Toffee
Wie Glücklichsein von außen aussieht
351 Seiten
ab 13 Jahren
€ 19,00

Marla, alt und dement, lebt in einem Haus in Cornwall; Allison, 15, geflohen vor einem gewalttätigen Vater, findet dort Obdach. Marla nennt Allison „Toffee“. Warum, klärt ein Foto. Darauf hat ein Mädchen – wie Allison – ein versehrtes Gesicht. Ob Muttermal oder Zeugnis einer Gewalttat bleibt offen, aber Allison scheint, als „flehe“ diese Toffee, dass „jemand, irgendwer“ sie ansähe. Allison sieht Toffee an und sieht Marlas Verzweiflung, Lebensfetzen nicht mehr bündeln zu können. Deshalb spielt Allison jede Person, die Marla in ihr sieht. In seltenen Momenten sieht Marla jedoch auch Allison selbst: „Wer hat das mit deinem Gesicht gemacht?“ Irgendwann kann Allison antworten: „Das war mein Dad“. Die Notgemeinschaft währt kurz. Marla muss in ein Heim. Allison findet die liebevolle Ex-Freundin des Vaters wieder, die von ihm schwanger ist. Sie beantragt eine Wohnung, geht wieder zur Schule und konfrontiert schließlich ihren Vater mit dem Schaden, den er angerichtet hat. „Am Ende ist er wie immer, wütend. Ich aber nicht.“

Wieder setzt Crossan ihre Figuren (vgl. „Die Sprache des Wassers“, „Eins“, „Apple und Rain“) Extremsituationen aus, um generationsübergreifend Räume für Ich-Findung, Selbstreflexion und respektvolles Miteinander auszuloten. In „Toffee“ sind dafür „Sehen“ und das Bedürfnis „Gesehen zu werden“ zentrale Motive. Die Hellsichtigkeit der Ich-Erzählerin, die darin geübt ist, die Aggressionen des Vaters, der den Tod der Mutter nach Allisons Geburt nie verkraftete, schon vor Ausbruch zu sehen, bedingt die empathische Beziehung zu Marla. Allmählich formen sich aus Situations- und Gedankensplittern nebst wortkargen Dialogen komplexe Persönlichkeiten, wobei das Gegenüberstellen von Gegenwart und Vergangenheit Leser*innen sehender machen wird. So folgt z. B. dem Gegenwartskapitel „Suchen“ das Vergangenheitskapitel „Wo ist die Fernbedienung?“. In ersterem sucht Marla ihren Kugelschreiber und stellt eine offene Frage ohne Verdächtigungen.
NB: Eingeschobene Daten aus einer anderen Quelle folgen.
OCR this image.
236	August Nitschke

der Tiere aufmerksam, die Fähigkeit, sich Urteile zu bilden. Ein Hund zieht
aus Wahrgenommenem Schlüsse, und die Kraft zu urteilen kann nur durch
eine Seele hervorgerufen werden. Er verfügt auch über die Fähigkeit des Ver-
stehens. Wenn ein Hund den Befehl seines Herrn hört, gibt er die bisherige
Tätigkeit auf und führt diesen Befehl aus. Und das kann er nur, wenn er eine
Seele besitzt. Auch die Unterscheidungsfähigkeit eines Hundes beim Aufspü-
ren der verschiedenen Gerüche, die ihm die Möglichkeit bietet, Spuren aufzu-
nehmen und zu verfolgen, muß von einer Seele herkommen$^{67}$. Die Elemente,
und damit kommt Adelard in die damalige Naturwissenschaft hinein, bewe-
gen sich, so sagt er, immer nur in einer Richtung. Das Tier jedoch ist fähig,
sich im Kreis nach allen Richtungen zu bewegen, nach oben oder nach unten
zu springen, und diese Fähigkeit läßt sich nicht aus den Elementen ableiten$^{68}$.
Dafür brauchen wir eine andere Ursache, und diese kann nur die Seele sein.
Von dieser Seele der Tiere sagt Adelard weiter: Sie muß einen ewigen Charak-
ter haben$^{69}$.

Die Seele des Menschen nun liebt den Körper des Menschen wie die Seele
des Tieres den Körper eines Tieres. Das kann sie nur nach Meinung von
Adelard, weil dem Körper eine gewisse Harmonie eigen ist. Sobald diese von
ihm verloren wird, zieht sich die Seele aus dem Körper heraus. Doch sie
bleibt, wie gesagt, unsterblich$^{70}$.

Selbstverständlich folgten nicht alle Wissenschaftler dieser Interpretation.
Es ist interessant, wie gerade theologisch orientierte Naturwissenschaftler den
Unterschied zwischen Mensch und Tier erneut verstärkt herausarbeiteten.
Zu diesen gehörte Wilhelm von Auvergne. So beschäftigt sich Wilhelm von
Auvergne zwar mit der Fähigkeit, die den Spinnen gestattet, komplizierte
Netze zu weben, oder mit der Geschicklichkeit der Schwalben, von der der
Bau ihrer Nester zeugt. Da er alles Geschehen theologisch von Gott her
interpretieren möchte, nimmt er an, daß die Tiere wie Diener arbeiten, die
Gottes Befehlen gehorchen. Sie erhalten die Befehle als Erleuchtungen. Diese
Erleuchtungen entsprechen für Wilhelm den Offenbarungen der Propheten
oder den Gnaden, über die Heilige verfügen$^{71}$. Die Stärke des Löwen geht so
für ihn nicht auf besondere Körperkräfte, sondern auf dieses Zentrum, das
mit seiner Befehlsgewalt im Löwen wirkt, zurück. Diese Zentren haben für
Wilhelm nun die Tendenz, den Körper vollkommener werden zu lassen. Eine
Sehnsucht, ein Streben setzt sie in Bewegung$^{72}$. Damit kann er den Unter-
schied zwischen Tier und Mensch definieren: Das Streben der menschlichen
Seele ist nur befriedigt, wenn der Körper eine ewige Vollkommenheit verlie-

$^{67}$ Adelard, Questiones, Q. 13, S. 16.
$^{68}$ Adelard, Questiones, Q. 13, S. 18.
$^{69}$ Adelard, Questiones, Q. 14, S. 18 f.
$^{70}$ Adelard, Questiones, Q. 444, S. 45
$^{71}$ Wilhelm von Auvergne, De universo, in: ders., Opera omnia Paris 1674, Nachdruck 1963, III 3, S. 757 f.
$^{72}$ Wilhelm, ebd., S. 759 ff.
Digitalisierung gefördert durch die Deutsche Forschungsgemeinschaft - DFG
Im Vergangenheitskapitel dagegen stellten die Fragen des Vaters stets Such-Befehle und Schuldzuweisungen dar. Dass negative Erfahrungen positiv wirken können, vermittelt Crossan entsprechend der Komplexität dieser Dialektik gewohnt sperrig: Kurzkapitel voller verdichteter Sätze und abrupter Enden, wobei diese Prosa, im Layout lyrikähnlich gesetzt, assoziatives Lesen geradezu herausfordert, auch für Leseungeübte.

In diesem Sinne wären als Einstieg Kapitel-Überschriften geeignet (Versteckspiel, Spurensuche, Narben u. a.), die doppeldeutig auf „Sehen“ anspielen. Was ist aus den dazugehörigen Texten über die Ich-Erzählerin in Bezug auf ihren Namen (s. Buchtitel), ihre Situation und andere Figuren zu erfahren?